Individual Training Regimes
And this doesn’t only mean different plans for various sports stars. Even within a code, there will be a variety of training methods depending on the needs of the individual. The reason this happens is two-fold. Firstly, sports have realized that the best way to get the potential out of a person is to use sport specific training. If they practice what they do in a match on the training field, they will have a better chance of making the transition. From a health and well-being point of view, it puts less stress on the body. By only doing what they need to, there is no reason to work out longer or harder than necessary. This relieves the pressure and maintains their bodies for the future. Also, a routine helps to deal with stress and mental fatigue.
When you go to the gym, is someone there swilling down creatine and a protein shake? They do this because it is a facet of professional sport which has spilled over. In basic terms, athletes do everything possible to recover after a long day at work. Whether it’s replacing lactic acid with oxygen or having a massage, they cover all the bases. The most important resource, though, is a dedicated team of sports scientists. From a physio to a nutritionist and a dietitian, pro athletes have all the people they need to check their levels. Even when they are performing, these people are checking their output to ensure they don’t work too hard.

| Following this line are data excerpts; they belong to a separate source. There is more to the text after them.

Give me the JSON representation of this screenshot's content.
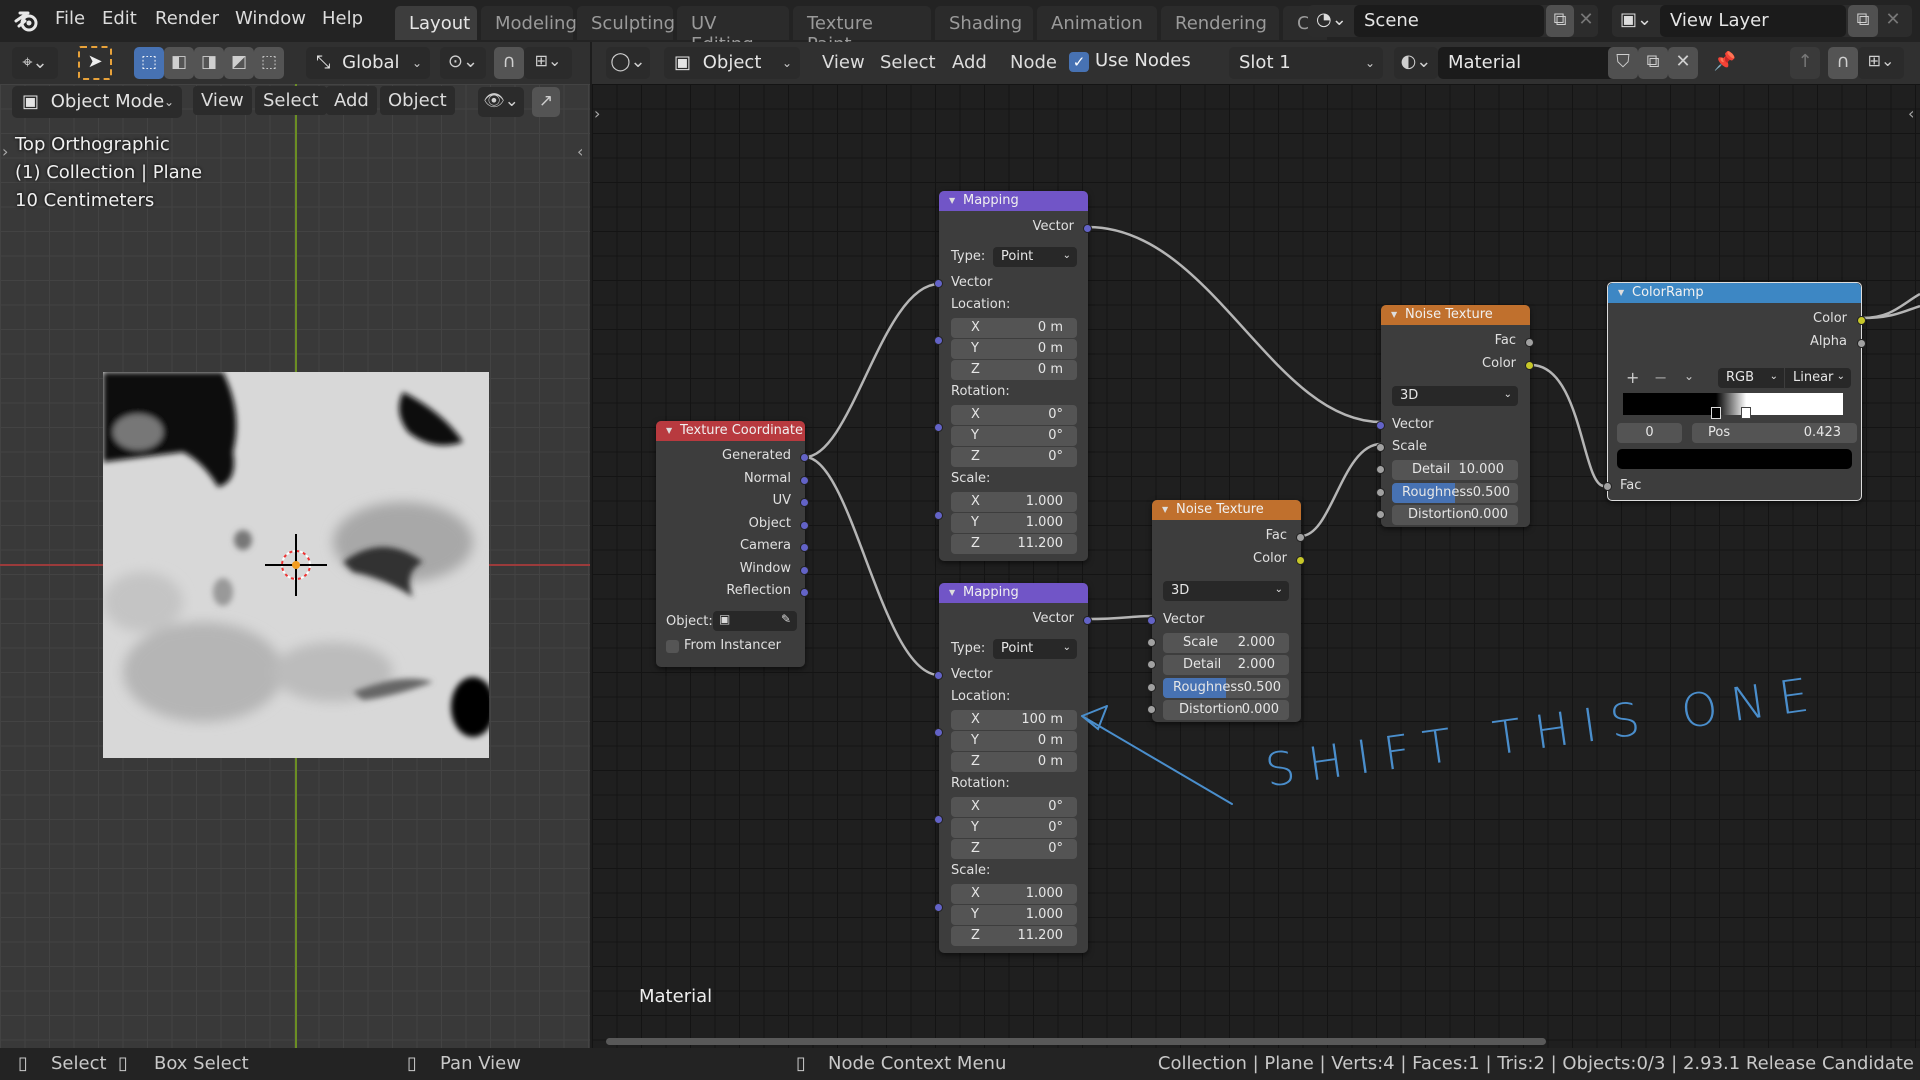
{
  "topbar": {
    "logo": "blender-logo",
    "menus": [
      "File",
      "Edit",
      "Render",
      "Window",
      "Help"
    ],
    "workspaces": [
      {
        "label": "Layout",
        "active": true
      },
      {
        "label": "Modeling",
        "active": false
      },
      {
        "label": "Sculpting",
        "active": false
      },
      {
        "label": "UV Editing",
        "active": false
      },
      {
        "label": "Texture Paint",
        "active": false
      },
      {
        "label": "Shading",
        "active": false
      },
      {
        "label": "Animation",
        "active": false
      },
      {
        "label": "Rendering",
        "active": false
      },
      {
        "label": "Coı",
        "active": false
      }
    ],
    "scene": {
      "icon": "scene-icon",
      "value": "Scene"
    },
    "view_layer": {
      "icon": "view-layer-icon",
      "value": "View Layer"
    }
  },
  "viewport_header": {
    "transform_orientation": "Global",
    "mode": "Object Mode",
    "menus": [
      "View",
      "Select",
      "Add",
      "Object"
    ]
  },
  "viewport_overlay": {
    "view_name": "Top Orthographic",
    "collection": "(1) Collection | Plane",
    "scale": "10 Centimeters"
  },
  "node_header": {
    "object_type": "Object",
    "menus": [
      "View",
      "Select",
      "Add",
      "Node"
    ],
    "use_nodes": {
      "label": "Use Nodes",
      "checked": true
    },
    "slot": "Slot 1",
    "material": "Material"
  },
  "node_editor": {
    "material_label": "Material",
    "annotation": "SHIFT THIS ONE",
    "annotation_color": "#4a8ecc"
  },
  "nodes": {
    "texcoord": {
      "title": "Texture Coordinate",
      "header_color": "#b83a3f",
      "outputs": [
        "Generated",
        "Normal",
        "UV",
        "Object",
        "Camera",
        "Window",
        "Reflection"
      ],
      "object_label": "Object:",
      "from_instancer": {
        "label": "From Instancer",
        "checked": false
      }
    },
    "mapping1": {
      "title": "Mapping",
      "header_color": "#7155c7",
      "output": "Vector",
      "type_label": "Type:",
      "type_value": "Point",
      "input": "Vector",
      "location_label": "Location:",
      "location": [
        {
          "axis": "X",
          "value": "0 m"
        },
        {
          "axis": "Y",
          "value": "0 m"
        },
        {
          "axis": "Z",
          "value": "0 m"
        }
      ],
      "rotation_label": "Rotation:",
      "rotation": [
        {
          "axis": "X",
          "value": "0°"
        },
        {
          "axis": "Y",
          "value": "0°"
        },
        {
          "axis": "Z",
          "value": "0°"
        }
      ],
      "scale_label": "Scale:",
      "scale": [
        {
          "axis": "X",
          "value": "1.000"
        },
        {
          "axis": "Y",
          "value": "1.000"
        },
        {
          "axis": "Z",
          "value": "11.200"
        }
      ]
    },
    "mapping2": {
      "title": "Mapping",
      "header_color": "#7155c7",
      "output": "Vector",
      "type_label": "Type:",
      "type_value": "Point",
      "input": "Vector",
      "location_label": "Location:",
      "location": [
        {
          "axis": "X",
          "value": "100 m"
        },
        {
          "axis": "Y",
          "value": "0 m"
        },
        {
          "axis": "Z",
          "value": "0 m"
        }
      ],
      "rotation_label": "Rotation:",
      "rotation": [
        {
          "axis": "X",
          "value": "0°"
        },
        {
          "axis": "Y",
          "value": "0°"
        },
        {
          "axis": "Z",
          "value": "0°"
        }
      ],
      "scale_label": "Scale:",
      "scale": [
        {
          "axis": "X",
          "value": "1.000"
        },
        {
          "axis": "Y",
          "value": "1.000"
        },
        {
          "axis": "Z",
          "value": "11.200"
        }
      ]
    },
    "noise1": {
      "title": "Noise Texture",
      "header_color": "#c0702d",
      "outputs": [
        "Fac",
        "Color"
      ],
      "dimensions": "3D",
      "vector_label": "Vector",
      "scale_label": "Scale",
      "detail": {
        "label": "Detail",
        "value": "10.000"
      },
      "roughness": {
        "label": "Roughness",
        "value": "0.500",
        "fraction": 0.5
      },
      "distortion": {
        "label": "Distortion",
        "value": "0.000"
      }
    },
    "noise2": {
      "title": "Noise Texture",
      "header_color": "#c0702d",
      "outputs": [
        "Fac",
        "Color"
      ],
      "dimensions": "3D",
      "vector_label": "Vector",
      "scale": {
        "label": "Scale",
        "value": "2.000"
      },
      "detail": {
        "label": "Detail",
        "value": "2.000"
      },
      "roughness": {
        "label": "Roughness",
        "value": "0.500",
        "fraction": 0.5
      },
      "distortion": {
        "label": "Distortion",
        "value": "0.000"
      }
    },
    "colorramp": {
      "title": "ColorRamp",
      "header_color": "#3d87c4",
      "outputs": [
        "Color",
        "Alpha"
      ],
      "add": "+",
      "remove": "−",
      "color_mode": "RGB",
      "interpolation": "Linear",
      "stop_index": "0",
      "pos_label": "Pos",
      "pos_value": "0.423",
      "stops": [
        0.423,
        0.56
      ],
      "input": "Fac"
    }
  },
  "statusbar": {
    "items": [
      "Select",
      "Box Select",
      "Pan View",
      "Node Context Menu"
    ],
    "info": "Collection | Plane | Verts:4 | Faces:1 | Tris:2 | Objects:0/3 | 2.93.1 Release Candidate"
  }
}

For example, in the Tour de France, Chris Froome had a car of individuals checking he didn’t hit the “red zone.”
Plenty Of Sleep
The average person gets 6 to 7 hours of sleep a night. Athletes aren’t the same. In a typical evening, an NBA or NFL player will get at least 8 to 9 hours. The reason is simple: sleep aids performance. When a player gets enough rest, they are fit and healthy as the body recovers from the previous session. Sleep is the time when the body gets to rest and regenerate. Indeed, everything from replacing cells to regulating oxygen levels takes place. However, it isn’t only physical. A lot of emphasis is on the mental side of health these days, and sleep helps in this regard. Studies show that a well rested person benefits from lower cortisol and a boost in mood. Plus, tired people can’t think or process information as efficiently.
Reinforce Immune System
Athletes are akin to machines, and that means every part of their body is in optimal shape. One area where this is critical is their immune system. Whether the muscles and joints are working well doesn’t matter if a person is ill. When an athlete has an illness, they can’t perform to their maximum. Indeed, the majority of them can’t perform at all. Scenarios like these tend not to occur and it’s down to their reinforced immune system. By eating foods that are high in antioxidants, athletes can prevent illnesses and boost health. But, it doesn’t stop there. Certain vitamins enhance the immune system as they help create white blood cells. Seen as their diets are tailored, pros take all of these benefits on board.
A lay person would see the point in relaxing. Aren’t sports stars supposed to work intensely for as long as possible? The answer is no because they aren’t robots. No matter how hard they try, they are still human and need to take a rest. Relaxation is the key because it helps them get over extreme training sessions both physically and mentally.
It is one thing for the body to recover, but the brain has to be ready to go again and again.